Let’s answer the first question first. AI-powered web browsers are enhanced to assist, automate and personalise your browsing experience far beyond traditional search and navigation. While Internet Explorer, for example, simply decoded HTML and displayed websites, AI-enhanced Microsoft Edge has Copilot integration which enables it to actively summarise, research, complete tasks and interact with content in real time.

And while Edge is impressive, it’s a relative laggard. Like Opera’s Aria, it’s still a traditional browser with AI sidebars. The cutting edge of AI browsers includes OpenAI’s Atlas (powered by ChatGPT), Perplexity’s Comet, and Dia. It’s unnerving when you use one of these truly AI-powered browsers for the first time.

Take Comet, for example. The browser’s home page looks and feels a lot like Copilot, with a task bar where you can type in your request. There, you can ask Comet to scan your inbox and find emails from the last seven days that require replies and draft responses for each. You’ll then watch as Gmail opens in a tab, and the browser goes through your unopened emails and automatically starts generating responses to each. Granted, the replies are in generic corporate speak, but it all happens without your hands touching the keyboard.  

You could also ask Comet – or Atlas or Dia (both of which are currently available for Mac iOS only) – to “Spin up a quick pitch workspace for a slide deck with free images”, and within seconds you’ll have new browser tabs open for Google Slides and the royalty-free image library Unsplash.

Browsing Safely

It’s breathtaking. And it leads to that second question about security. AI’s “agentic” capabilities (when it clicks and types for you) introduce a whole new world of vulnerabilities. You’re giving your computer autonomy, allowing it to perform complex actions on your behalf – often without your direct approval.

Now you – or your company’s IT team – don’t just worry about protecting your laptop from malicious code; you also have to worry about protecting yourself from an AI assistant that could get duped into giving away your private data or your company’s top-secret strategy, while you’re at the watercooler waiting for Atlas to write your TPS Report for Mr Lundbergh.

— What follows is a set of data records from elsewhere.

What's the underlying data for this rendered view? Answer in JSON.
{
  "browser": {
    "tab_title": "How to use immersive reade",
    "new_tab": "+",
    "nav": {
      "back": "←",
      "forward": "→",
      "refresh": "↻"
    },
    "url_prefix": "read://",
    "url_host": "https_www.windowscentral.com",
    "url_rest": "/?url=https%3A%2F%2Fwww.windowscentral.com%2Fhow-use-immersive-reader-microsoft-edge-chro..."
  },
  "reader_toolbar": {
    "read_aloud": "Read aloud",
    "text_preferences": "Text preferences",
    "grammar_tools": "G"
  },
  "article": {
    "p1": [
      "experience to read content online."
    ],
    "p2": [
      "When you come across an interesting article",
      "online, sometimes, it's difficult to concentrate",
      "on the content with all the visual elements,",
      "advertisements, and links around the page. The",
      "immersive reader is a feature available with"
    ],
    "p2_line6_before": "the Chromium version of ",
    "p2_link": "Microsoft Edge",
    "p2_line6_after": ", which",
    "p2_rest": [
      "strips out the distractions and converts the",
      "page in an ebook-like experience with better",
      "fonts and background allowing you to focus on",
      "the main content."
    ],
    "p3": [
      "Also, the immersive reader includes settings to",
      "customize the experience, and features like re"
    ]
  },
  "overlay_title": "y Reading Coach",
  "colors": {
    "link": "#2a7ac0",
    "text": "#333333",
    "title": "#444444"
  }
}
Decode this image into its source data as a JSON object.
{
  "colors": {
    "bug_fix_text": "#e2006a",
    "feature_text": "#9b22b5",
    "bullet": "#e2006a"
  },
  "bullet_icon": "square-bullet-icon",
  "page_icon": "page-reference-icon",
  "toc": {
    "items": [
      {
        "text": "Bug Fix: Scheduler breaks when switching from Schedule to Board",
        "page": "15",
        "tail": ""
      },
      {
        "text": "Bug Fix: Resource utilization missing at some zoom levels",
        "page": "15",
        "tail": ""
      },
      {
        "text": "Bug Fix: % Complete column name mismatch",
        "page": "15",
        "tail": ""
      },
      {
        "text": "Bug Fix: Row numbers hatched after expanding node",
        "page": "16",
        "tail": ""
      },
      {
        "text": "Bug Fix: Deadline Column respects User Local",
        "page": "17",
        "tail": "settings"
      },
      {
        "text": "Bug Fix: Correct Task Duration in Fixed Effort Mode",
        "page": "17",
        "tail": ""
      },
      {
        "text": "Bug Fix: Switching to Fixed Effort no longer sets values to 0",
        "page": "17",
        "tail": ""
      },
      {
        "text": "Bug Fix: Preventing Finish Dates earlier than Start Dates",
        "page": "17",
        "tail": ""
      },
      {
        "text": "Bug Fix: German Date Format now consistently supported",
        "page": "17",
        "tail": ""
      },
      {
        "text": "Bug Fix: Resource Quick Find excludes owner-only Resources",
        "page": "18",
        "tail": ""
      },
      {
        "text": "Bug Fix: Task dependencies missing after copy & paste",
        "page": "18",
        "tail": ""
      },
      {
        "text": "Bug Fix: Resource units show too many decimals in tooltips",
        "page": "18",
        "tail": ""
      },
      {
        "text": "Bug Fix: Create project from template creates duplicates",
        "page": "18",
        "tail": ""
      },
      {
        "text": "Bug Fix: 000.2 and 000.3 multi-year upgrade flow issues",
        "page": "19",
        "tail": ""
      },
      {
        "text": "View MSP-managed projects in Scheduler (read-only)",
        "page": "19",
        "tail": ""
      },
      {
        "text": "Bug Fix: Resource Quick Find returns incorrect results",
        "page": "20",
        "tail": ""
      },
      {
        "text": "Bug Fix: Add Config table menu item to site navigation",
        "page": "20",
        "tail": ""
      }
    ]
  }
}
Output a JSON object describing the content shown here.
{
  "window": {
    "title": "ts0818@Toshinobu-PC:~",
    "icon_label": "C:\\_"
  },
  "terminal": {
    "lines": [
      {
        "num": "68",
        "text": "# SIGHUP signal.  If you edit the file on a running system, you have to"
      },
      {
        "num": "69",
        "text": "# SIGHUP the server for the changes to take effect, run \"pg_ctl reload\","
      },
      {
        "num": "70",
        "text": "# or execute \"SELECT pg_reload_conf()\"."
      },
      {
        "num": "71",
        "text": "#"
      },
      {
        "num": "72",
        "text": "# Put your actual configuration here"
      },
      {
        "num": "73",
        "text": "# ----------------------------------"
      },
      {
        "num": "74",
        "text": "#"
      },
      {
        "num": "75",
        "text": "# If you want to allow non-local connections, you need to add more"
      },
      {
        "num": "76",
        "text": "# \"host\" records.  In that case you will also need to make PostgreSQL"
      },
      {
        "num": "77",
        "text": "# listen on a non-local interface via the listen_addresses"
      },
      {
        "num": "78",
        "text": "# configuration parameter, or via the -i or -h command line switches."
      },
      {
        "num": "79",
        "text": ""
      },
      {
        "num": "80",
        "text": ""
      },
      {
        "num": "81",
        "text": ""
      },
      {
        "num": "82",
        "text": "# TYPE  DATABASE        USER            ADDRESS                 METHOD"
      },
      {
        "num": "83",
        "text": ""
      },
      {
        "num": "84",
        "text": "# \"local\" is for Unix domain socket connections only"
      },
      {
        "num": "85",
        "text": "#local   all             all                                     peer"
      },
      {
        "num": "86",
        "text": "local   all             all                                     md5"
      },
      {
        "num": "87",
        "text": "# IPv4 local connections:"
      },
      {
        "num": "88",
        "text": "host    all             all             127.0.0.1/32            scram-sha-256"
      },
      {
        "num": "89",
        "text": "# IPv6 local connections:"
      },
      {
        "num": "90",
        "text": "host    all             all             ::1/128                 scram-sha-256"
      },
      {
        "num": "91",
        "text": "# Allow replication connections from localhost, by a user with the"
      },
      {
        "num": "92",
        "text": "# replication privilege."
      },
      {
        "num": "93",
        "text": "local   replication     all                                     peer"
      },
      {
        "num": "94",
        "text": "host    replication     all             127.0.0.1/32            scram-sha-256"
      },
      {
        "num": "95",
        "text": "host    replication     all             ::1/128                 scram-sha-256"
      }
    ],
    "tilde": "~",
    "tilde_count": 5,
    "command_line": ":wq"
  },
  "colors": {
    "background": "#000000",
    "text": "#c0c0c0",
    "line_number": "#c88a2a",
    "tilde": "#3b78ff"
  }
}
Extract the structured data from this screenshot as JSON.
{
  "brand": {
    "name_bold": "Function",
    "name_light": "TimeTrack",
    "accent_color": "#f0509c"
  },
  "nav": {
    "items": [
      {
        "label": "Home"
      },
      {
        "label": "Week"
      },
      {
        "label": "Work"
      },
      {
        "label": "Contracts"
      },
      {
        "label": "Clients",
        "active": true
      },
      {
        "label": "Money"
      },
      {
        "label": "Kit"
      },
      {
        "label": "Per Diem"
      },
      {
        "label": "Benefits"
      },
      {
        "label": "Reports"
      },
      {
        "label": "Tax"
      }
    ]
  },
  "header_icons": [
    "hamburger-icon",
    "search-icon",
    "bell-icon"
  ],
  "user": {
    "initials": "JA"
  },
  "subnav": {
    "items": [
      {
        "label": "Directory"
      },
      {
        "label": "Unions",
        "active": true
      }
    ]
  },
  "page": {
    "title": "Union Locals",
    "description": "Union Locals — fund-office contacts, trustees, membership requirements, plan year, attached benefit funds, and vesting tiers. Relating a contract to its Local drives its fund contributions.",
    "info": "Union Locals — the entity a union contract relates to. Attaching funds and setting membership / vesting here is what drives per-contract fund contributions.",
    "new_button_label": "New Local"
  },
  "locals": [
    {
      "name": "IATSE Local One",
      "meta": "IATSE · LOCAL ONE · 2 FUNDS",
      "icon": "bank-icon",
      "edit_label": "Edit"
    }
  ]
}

“Smart” doesn’t automatically mean “safe”. Researchers at the privacy-focused browser Brave recently set up a test asking Comet to summarise a Reddit page. A comment on the page contained malicious commands in hidden text, which led the AI to navigate to a window where the user’s Gmail was open and steal information. The phenomenon is called “indirect prompt injection”, and it’s a security nightmare.

Another nightmare? For an AI browser to act as your assistant, it needs to see and analyse everything you do online (just like any ChatGPT would). How much personal or business information are you comfortable sharing with an outside tech company? And while you could switch off the default training model that shares your information to learn from your behaviour, how much of what’s “private” will really be private – or protected?

Good question. You should ask your browser.